Transport en italie : l'europe face à un défi majeur
L'Italie accuse un retard inquiétant en matière d'usage des transports en commun, se classant au second dernier rang européen. Les chiffres d'Eurostat révèlent une réalité préoccupante : près de la moitié des Italiens ne se servent jamais des transports en commun, un phénomène qui a des conséquences directes sur la qualité de l'air et les dépenses de santé.
L'italie, un pays où l'auto règne en maître ?
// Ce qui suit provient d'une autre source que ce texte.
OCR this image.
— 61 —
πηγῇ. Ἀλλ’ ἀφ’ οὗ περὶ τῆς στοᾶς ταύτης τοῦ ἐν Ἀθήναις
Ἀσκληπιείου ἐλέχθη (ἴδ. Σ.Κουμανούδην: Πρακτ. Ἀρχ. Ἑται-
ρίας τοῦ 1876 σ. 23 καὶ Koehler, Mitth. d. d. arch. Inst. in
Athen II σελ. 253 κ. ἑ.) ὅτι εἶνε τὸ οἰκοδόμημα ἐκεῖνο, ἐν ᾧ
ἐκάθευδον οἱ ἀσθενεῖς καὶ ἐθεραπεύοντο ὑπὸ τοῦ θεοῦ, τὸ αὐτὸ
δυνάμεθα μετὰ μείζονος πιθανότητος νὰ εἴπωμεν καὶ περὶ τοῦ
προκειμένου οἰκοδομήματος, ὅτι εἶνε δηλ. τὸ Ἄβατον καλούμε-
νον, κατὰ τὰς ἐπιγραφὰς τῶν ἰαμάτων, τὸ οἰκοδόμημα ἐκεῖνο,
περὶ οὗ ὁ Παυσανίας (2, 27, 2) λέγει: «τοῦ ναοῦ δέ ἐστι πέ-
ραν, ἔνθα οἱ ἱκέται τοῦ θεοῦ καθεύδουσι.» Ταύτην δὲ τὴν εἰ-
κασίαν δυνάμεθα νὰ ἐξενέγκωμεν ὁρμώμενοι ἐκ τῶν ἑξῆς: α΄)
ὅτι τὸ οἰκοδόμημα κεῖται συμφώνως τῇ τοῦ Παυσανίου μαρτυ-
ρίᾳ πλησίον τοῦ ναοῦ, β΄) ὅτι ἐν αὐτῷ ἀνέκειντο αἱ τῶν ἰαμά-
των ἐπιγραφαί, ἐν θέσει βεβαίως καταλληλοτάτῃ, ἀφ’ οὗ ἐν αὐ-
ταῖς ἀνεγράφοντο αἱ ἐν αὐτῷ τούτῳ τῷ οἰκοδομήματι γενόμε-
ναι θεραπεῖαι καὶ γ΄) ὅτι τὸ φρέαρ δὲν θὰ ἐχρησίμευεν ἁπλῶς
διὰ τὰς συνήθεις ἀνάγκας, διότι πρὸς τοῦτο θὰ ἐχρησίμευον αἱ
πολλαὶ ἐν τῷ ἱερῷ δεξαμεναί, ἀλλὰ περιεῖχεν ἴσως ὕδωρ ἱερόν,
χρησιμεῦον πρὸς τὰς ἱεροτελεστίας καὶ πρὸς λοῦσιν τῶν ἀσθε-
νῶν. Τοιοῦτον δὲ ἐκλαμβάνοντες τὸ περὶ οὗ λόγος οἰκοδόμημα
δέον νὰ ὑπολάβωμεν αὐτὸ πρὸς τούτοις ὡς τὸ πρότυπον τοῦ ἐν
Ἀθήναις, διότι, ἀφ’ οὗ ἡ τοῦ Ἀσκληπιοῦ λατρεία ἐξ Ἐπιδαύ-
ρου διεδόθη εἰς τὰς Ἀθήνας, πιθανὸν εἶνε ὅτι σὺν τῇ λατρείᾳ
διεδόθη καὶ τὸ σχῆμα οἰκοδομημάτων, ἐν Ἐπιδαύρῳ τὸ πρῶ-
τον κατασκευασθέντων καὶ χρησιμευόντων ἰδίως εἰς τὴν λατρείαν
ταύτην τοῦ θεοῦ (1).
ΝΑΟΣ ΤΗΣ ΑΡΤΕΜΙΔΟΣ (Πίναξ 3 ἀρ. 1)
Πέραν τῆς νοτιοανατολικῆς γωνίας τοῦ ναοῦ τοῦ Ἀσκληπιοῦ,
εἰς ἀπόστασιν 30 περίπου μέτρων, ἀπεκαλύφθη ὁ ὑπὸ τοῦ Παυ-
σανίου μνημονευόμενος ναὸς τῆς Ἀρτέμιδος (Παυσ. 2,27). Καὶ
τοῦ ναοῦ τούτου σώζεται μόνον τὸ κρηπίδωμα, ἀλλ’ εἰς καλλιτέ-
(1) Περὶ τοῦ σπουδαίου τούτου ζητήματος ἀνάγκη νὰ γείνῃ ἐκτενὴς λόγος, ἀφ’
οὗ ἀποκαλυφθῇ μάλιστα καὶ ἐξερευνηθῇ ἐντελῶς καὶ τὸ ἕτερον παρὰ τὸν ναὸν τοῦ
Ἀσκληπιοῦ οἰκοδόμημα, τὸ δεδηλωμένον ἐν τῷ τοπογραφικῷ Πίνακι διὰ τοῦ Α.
Selon le rapport Eurostat, seuls 32% des adultes italiens utilisent les transports en commun au moins une fois par semaine, un chiffre bien inférieur à la moyenne européenne de 51%. Cette situation est particulièrement marquée chez les populations les plus défavorisées, où 69% des hommes et 68,2% des femmes ne se servent jamais des bus, trams, trains ou métros.
Les conséquences de cette faible utilisation des transports en commun sont multiples. Le trafic routier en Italie est particulièrement dense, avec Rome et Milan parmi les villes les plus congestionnées d'Europe. Les habitants perdent en moyenne 76 heures par an dans les embouteillages. Mais l'impact ne se limite pas à la perte de temps : le transport routier est responsable d'une part considérable des émissions de gaz à effet de serre, des oxydes d'azote et des particules fines, avec des coûts sanitaires importants.
Les raisons de ce manque d'attrait pour les transports en commun sont variées. Sécurité, fiabilité et qualité des infrastructures sont autant de points faibles soulignés par les utilisateurs. Des études européennes révèlent que de nombreux voyageurs perçoivent les transports en commun comme peu sûrs, et que la promiscuité, le manque de ventilation et les conditions d'hygiène peuvent dissuader de les utiliser.
La situation est alarmante. Le trafic routier contribue à 26% des émissions totales de gaz à effet de serre en Italie. Cette situation a un impact direct sur la santé publique : une baisse de 10 microgrammes par mètre cube des particules fines pourrait entraîner une diminution de 7% de la mortalité générale. Il est clair que le modèle de mobilité actuel est insoutenable.
Il est temps de revoir la politique de transport en Italie. Investir dans des infrastructures modernes, améliorer la sécurité et la fréquence des transports en commun, et offrir des tarifs plus attractifs sont des mesures urgentes. Le défi est immense, mais la transition vers une mobilité plus durable est une nécessité.